The futility of the situation was weighing upon him, thoughts of death, of leaving Margaret a widow, his unborn child fatherless adding to the sense of desperation when the plane bounced gently again and Keera reappeared.

“Got it.”

“Got what? I told you to …”

“I got the wires unhooked from the ignition.”

Ray started to ask how she accomplished that, how she even knew what an ignition was, but decided to leave that for later.

“Go ahead, try to pull them through,” she suggested.

He glared at her, then at the spot where the wires left the bay. “Pull them through?”

“Yeah. Try it.”

The word
try
made him nervous. If you tried but failed to do something while suspending a brick of explosive inches above several gallons of gasoline, you wouldn’t get another chance. There was no such thing as the old college try when it came to plastique.

He took a long, slow breath. Tugging on the wires, he felt them grow taut. “You unhooked them?”

Keera nod. “Pull.”

Somehow Ray wasn’t comfortable with the idea of blindly yanking on the wires. He tugged again and felt them catch, then give. Slack! A wave of relief swept over him as he reeled the wires in through the hole. It was tempered by the understanding that even when he had the entire string inside the bay with him, he would still be holding a bomb.

A minute later, he was gripping a nest of tangled wire with one hand, still grasping the business end with the other. The bomb was now free. Encased in a fuel can, lashed into the cargo bay, but electrically speaking, free.

“How did you know it wouldn’t detonate when you unhooked the wires?”

She shrugged. “The Voice said it wouldn’t.”

“Does the Voice have any other sage advice?”

Keera closed her eyes. Thirty seconds later, “Nope. Nothing.”

“Nothing …” Ray muttered. He glanced at the wires, at the gas can, at the bomb. “Okay. Here’s the play. You get off, then I climb out and try not to set this baby off.”

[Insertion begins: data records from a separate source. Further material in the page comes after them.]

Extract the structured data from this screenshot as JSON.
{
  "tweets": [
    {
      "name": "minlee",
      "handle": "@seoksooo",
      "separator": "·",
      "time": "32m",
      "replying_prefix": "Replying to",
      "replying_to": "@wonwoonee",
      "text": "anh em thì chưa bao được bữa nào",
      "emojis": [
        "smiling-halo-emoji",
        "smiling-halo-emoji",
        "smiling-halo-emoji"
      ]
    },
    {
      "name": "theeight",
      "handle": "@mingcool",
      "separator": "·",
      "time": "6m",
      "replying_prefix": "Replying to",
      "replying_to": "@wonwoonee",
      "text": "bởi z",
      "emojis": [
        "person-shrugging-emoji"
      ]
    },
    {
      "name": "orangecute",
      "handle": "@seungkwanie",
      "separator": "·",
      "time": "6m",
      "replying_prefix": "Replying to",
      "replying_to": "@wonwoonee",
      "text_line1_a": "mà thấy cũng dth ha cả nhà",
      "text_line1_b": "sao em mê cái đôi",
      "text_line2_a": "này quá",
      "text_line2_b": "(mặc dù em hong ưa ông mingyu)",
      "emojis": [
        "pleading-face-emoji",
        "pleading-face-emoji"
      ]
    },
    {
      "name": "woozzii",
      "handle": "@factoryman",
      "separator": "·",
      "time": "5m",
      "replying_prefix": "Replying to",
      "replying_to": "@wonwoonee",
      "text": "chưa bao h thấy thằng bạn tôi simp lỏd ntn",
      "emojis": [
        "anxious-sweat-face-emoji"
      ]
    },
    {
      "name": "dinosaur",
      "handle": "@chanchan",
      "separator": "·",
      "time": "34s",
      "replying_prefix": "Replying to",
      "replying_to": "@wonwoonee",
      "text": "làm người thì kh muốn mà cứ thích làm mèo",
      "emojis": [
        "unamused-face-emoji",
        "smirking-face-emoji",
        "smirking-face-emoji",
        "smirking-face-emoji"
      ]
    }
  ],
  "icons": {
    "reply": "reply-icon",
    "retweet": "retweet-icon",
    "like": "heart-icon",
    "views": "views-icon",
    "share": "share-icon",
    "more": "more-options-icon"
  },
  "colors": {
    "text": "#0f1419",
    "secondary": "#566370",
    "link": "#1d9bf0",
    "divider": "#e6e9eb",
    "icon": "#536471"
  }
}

“Okay. And I’ll ask for Raven help.”

“You do that.” He waited as she mumbled a prayer and slid out of the bay and off the plane, then waited for the rocking to stop. When it did, he gave himself another minute to size up the situation and try to come up with a less dangerous solution to the problem. Having done that and come to the conclusion that no, there was no other way out, and yes, he was in fact screwed, he acted decisively. Dropping the ball of wire, he used his free hand to work the can out of the web holster. The orange block clanged against the can.

He pulled the can free of the webbing and held it with his knees. Now he was not just hunched over a bomb, he was clutching one between his legs. With slow, deliberate movements, he backed out of the bay, the metal ringing as the plastique banged against it.

Reaching with a foot, Ray half stepped, half fell to the pontoon. The can came with him. As he tumbled backwards, his hiking boot missed the float. He instinctively released the can and fought to grip the strut of the wing. The can dropped, careened off the float, and bounced onto the dock, performing two full somersaults in the process. It thudded to a halt five yards away, spilling gas on the rotting wood. Ray braced himself for the explosion. It was only when it failed to come, when his body wasn’t torn to shreds by the blast, that he realized he still had the bomb. The plastique was right there, hanging from a tangle of wires like a prize salmon. He stared at it, wide-eyed.